DMX’s follow-up album, Flesh of My Flesh, Blood of My Blood, which featured the rapper covered in blood on the cover photo, hit the music shelves at the end of 1998. Like its predecessor, the album also debuted at No. 1 on the charts for three consecutive weeks in 1999 and went on to sell over three millions copies. United with his debut album, My Flesh, Blood of My Blood set a record for DMX as the only male singer to have two albums debut at No. 1 in the same year. In the following year, DMX teamed up with Jay-Z and the Method Man/Redman team for his first tour, the blockbuster Hard Knock Life tour.

Coming back to the record studio, DMX delivered his next breakthrough with the release of his next album, ...And Then There Was, at the end of 1999. Following the trend of his previous albums, his third was also an immediate success and debuted at the top position on the Billboard chart. It spawned the hit track, "Party Up (Up in Here)," which became the first Top Ten hit on the R&B charts, and contained the well-received songs "What You Want" and "What's My Name?," and earned the album six times platinum certification.

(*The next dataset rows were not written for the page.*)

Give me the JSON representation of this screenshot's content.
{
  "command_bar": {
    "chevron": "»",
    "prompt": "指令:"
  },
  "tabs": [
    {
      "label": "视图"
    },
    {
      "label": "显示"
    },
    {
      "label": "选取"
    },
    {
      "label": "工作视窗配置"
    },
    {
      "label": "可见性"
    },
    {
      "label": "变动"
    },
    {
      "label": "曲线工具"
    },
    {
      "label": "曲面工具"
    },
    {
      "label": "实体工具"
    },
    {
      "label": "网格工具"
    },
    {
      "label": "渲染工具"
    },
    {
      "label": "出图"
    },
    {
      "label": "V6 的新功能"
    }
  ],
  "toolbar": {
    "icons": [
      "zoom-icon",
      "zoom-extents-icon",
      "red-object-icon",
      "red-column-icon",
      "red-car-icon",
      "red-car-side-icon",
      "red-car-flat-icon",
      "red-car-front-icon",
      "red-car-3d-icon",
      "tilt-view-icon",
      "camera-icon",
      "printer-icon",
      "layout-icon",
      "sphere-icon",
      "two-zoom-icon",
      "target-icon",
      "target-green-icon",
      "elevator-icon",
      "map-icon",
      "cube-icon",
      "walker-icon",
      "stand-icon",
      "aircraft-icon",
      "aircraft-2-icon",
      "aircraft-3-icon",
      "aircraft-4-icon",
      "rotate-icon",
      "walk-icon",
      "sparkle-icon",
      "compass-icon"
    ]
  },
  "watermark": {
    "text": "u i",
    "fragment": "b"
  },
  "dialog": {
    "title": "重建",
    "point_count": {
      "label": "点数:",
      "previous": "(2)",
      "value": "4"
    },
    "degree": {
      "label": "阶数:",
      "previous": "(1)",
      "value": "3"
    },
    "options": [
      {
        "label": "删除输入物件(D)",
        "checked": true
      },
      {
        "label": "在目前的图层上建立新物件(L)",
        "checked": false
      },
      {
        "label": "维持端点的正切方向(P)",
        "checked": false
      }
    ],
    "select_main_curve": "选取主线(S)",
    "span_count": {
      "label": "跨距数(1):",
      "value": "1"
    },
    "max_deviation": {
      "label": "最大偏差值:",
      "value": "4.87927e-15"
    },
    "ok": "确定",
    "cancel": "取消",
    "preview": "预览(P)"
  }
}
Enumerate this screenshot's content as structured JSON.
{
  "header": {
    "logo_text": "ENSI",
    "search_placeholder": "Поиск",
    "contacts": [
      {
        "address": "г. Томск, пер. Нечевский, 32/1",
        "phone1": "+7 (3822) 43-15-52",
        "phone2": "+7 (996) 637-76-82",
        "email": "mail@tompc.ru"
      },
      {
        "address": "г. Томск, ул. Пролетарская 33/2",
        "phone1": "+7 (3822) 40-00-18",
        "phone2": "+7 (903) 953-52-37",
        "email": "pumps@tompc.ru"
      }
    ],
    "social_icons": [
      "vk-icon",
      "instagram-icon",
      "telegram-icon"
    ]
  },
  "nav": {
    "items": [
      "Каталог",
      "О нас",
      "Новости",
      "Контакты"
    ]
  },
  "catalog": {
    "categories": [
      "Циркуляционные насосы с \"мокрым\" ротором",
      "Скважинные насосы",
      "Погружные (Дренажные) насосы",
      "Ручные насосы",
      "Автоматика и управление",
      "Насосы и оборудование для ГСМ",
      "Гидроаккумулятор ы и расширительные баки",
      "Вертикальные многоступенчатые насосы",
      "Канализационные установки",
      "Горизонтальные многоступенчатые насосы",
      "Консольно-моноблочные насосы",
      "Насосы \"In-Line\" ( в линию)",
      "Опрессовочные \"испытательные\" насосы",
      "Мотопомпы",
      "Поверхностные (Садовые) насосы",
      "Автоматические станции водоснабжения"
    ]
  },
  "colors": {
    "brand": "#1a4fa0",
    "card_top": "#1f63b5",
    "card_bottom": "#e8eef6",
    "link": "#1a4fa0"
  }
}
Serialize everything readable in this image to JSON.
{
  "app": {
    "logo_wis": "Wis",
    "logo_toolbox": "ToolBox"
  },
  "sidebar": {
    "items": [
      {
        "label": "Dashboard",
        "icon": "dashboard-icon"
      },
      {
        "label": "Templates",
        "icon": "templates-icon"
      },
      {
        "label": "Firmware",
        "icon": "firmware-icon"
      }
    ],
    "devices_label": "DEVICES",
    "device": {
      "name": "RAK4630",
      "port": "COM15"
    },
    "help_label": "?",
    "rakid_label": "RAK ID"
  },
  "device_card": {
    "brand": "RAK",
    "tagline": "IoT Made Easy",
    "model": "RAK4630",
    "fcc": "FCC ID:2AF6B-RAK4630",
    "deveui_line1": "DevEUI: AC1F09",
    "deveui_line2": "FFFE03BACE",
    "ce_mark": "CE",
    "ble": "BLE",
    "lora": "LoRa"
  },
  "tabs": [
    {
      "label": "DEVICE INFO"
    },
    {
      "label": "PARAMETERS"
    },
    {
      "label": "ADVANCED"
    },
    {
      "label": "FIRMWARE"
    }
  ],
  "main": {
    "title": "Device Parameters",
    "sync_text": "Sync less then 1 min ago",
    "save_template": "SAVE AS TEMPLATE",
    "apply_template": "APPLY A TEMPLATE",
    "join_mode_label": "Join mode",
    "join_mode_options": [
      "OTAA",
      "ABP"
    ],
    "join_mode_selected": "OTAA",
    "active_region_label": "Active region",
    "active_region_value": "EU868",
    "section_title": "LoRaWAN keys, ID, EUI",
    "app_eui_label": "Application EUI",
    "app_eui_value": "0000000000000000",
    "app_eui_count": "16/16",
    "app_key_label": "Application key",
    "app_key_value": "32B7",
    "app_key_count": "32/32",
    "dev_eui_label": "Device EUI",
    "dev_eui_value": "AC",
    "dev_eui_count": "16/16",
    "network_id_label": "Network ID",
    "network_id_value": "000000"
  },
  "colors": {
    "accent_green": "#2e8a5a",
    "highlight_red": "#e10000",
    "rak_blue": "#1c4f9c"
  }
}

The rapper returned to the silver screen in the new millennium when he played the supporting part of Silk in Andrzej Bartkowiak’s action Romeo Must Die (2000, starring Jet Lee and Aaliyah), and next appeared on the drama film Boricua's Bond (2000). In the mid, till the end of 2000, DMX again had run-ins with the law that led him to disappear from the scene for awhile.

He made his returned in 2001 when he was cast in the lead role of casino owner Silk, opposite Steven Seagal, in Andrzej Bartkowiak‘s action/thriller Exit Wounds, in which his fine acting received a nomination at the MTV Movie awards for Breakthrough Male Performance. The film was a smash hit in 2001, resulting in a multi picture-signing deal with WB. That same year, DMX also revisited his studio and completed his double platinum album, the more thoughtful The Great Depression. It was released in the fall of 2001 and became his fourth straight album to peak at No. 1 on the charts.

The following year, DMX published his autobiography titled E.A.R.L: Ever Always Real Life and worked with Audioslave for several collaboration tracks. One of their songs, "Here I Come," was featured on DMX’s 2003’s film, Cradle 2 the Grave. The crime/drama film saw him working again with Bartkowiak and star once more with Jet Lee. Both the film and the song received huge success. In September 2003, DMX launched his fifth studio album, Grand Champ, which again debuted at No. 1 on the Billboard charts.

In 2004, DMX was back to pursue his film career when he costarred with David Arquette in the drama Never Die Alone (2004), for director Ernest R. Dickerson, and is scheduled to play a role in the upcoming Daddy Cool (2005). Recently, DMX also finished his newest album titled Here We Go Again, which was set to hit the music stores on October 11, 2005.